Special Forms of Strabismus Indian Medical PG Question 10: A patient presents with convergent squint in one eye. Vision in the squinting eye is 6/60, and vision in the non-squinting eye is also 6/60. What is the most appropriate next step in management?
- A. Glasses
- B. Refraction and treat underlying cause of poor vision (Correct Answer)
- C. Squint surgery
- D. Botulinum toxin
Special Forms of Strabismus Explanation: ***Refraction and treat underlying cause of poor vision***
- When **both eyes have equally poor vision (6/60)** with a convergent squint, this suggests a **bilateral pathology** affecting visual acuity, not simply a refractive accommodative esotropia.
- The **first step** is comprehensive **cycloplegic refraction** to determine if refractive error contributes to the poor vision.
- **Equally important** is identifying the **underlying cause** of bilateral vision loss (6/60 in both eyes), which could be:
- **Bilateral amblyopia** (though unusual to have equal severity)
- **Uncorrected high refractive error** (hypermetropia causing accommodative esotropia)

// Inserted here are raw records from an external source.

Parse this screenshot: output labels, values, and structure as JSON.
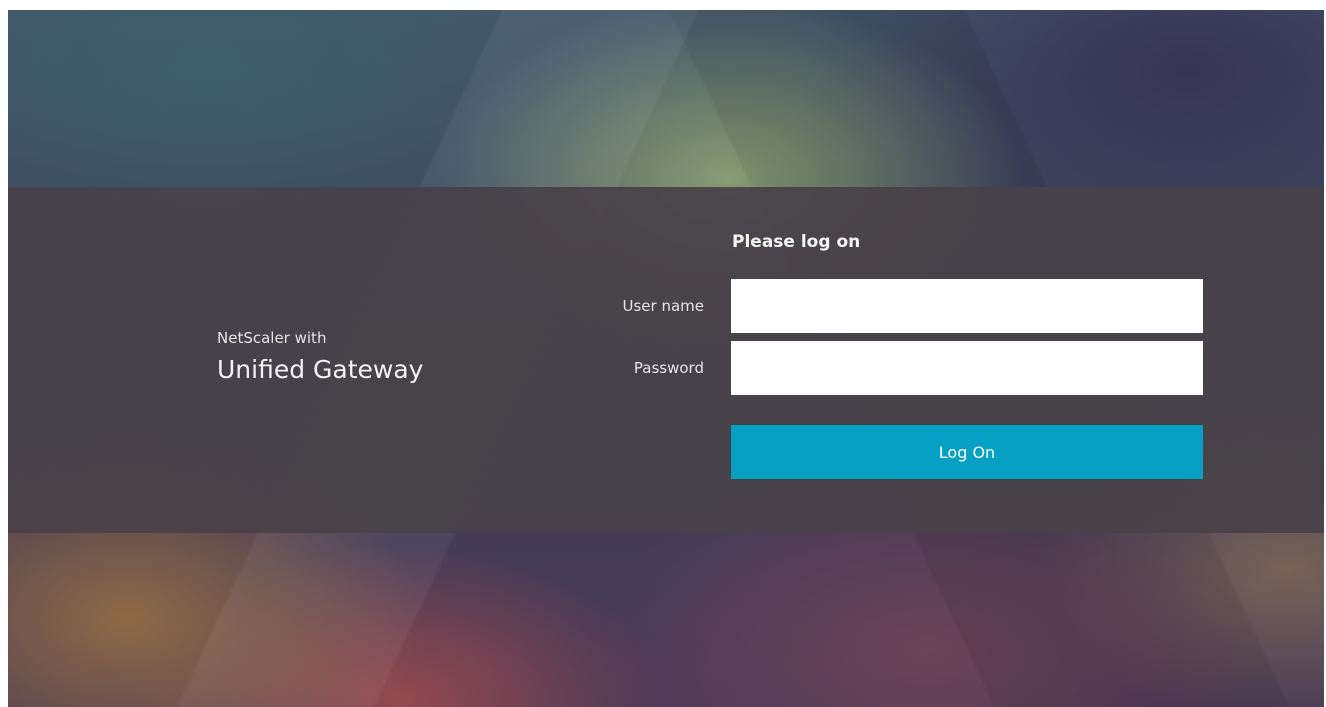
{
  "brand": {
    "line1": "NetScaler with",
    "line2": "Unified Gateway"
  },
  "login": {
    "title": "Please log on",
    "username_label": "User name",
    "username_value": "",
    "password_label": "Password",
    "password_value": "",
    "submit_label": "Log On"
  },
  "colors": {
    "button": "#05a0c4",
    "band": "#484248",
    "input_bg": "#ffffff"
  }
}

- **Cataracts** (congenital or developmental)
- **Retinal pathology** or **optic nerve disorders**
- Only after identifying and treating the underlying cause can definitive management of the squint be planned.
*Glasses*
- While **glasses** may be part of the treatment if refractive error is found, **prescribing glasses alone** without first performing refraction and investigating why both eyes have 6/60 vision is incomplete management.

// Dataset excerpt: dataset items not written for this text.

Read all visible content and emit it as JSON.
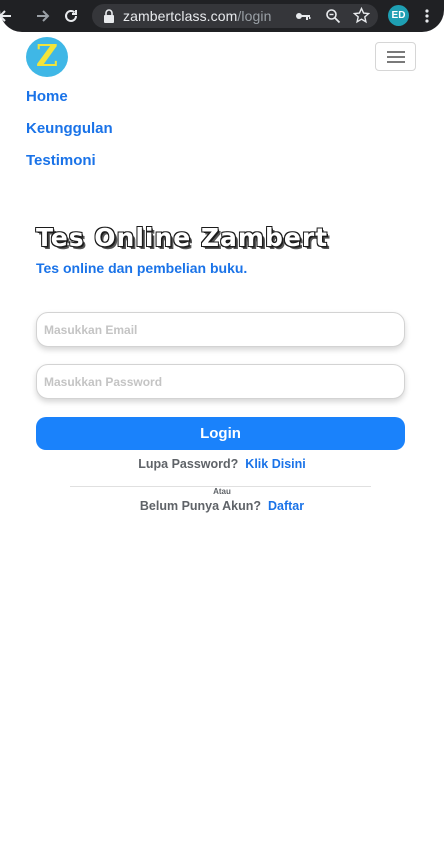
{
  "browser": {
    "url_host": "zambertclass.com",
    "url_path": "/login",
    "profile_initials": "ED"
  },
  "navbar": {
    "logo_letter": "Z",
    "links": [
      {
        "label": "Home"
      },
      {
        "label": "Keunggulan"
      },
      {
        "label": "Testimoni"
      }
    ]
  },
  "hero": {
    "title": "Tes Online Zambert",
    "subtitle": "Tes online dan pembelian buku."
  },
  "form": {
    "email_placeholder": "Masukkan Email",
    "password_placeholder": "Masukkan Password",
    "login_label": "Login",
    "forgot_text": "Lupa Password?",
    "forgot_link": "Klik Disini",
    "divider_label": "Atau",
    "register_text": "Belum Punya Akun?",
    "register_link": "Daftar"
  },
  "colors": {
    "accent": "#1a73e8",
    "button": "#1a82fb",
    "chrome": "#202124",
    "logo_bg": "#3fb7e6",
    "logo_letter": "#f2e43a"
  }
}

- This option is too narrow and doesn't address the need to identify the underlying pathology causing bilateral poor vision.
*Squint surgery*
- **Squint surgery** addresses ocular misalignment but does **not improve vision**.
- Surgery should only be considered **after** refractive correction, treatment of amblyopia (if present), and management of any underlying pathology.

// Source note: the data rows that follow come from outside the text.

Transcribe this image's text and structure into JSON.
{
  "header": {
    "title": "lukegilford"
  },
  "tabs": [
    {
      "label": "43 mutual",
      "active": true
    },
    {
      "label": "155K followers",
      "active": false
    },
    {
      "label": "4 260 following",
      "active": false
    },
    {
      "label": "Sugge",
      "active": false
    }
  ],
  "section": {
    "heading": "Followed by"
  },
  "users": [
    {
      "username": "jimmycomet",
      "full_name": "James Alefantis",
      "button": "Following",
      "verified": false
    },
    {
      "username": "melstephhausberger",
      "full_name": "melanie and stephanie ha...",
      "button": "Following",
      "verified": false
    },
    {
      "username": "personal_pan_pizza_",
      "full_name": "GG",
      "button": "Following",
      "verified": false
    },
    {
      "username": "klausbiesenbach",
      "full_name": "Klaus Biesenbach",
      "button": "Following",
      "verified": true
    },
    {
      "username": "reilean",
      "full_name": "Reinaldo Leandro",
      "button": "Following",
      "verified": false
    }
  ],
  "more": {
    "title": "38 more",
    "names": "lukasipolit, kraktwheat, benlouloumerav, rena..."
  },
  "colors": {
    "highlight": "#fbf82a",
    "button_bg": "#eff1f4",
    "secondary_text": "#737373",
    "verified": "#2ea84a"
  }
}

- Operating without addressing the cause of poor vision would be premature.
*Botulinum toxin*
- **Botulinum toxin** is used for certain types of strabismus as a temporary or alternative to surgery.
- Like surgery, it addresses alignment but **not visual acuity**.
- The priority is to improve vision and identify the underlying cause before considering alignment procedures.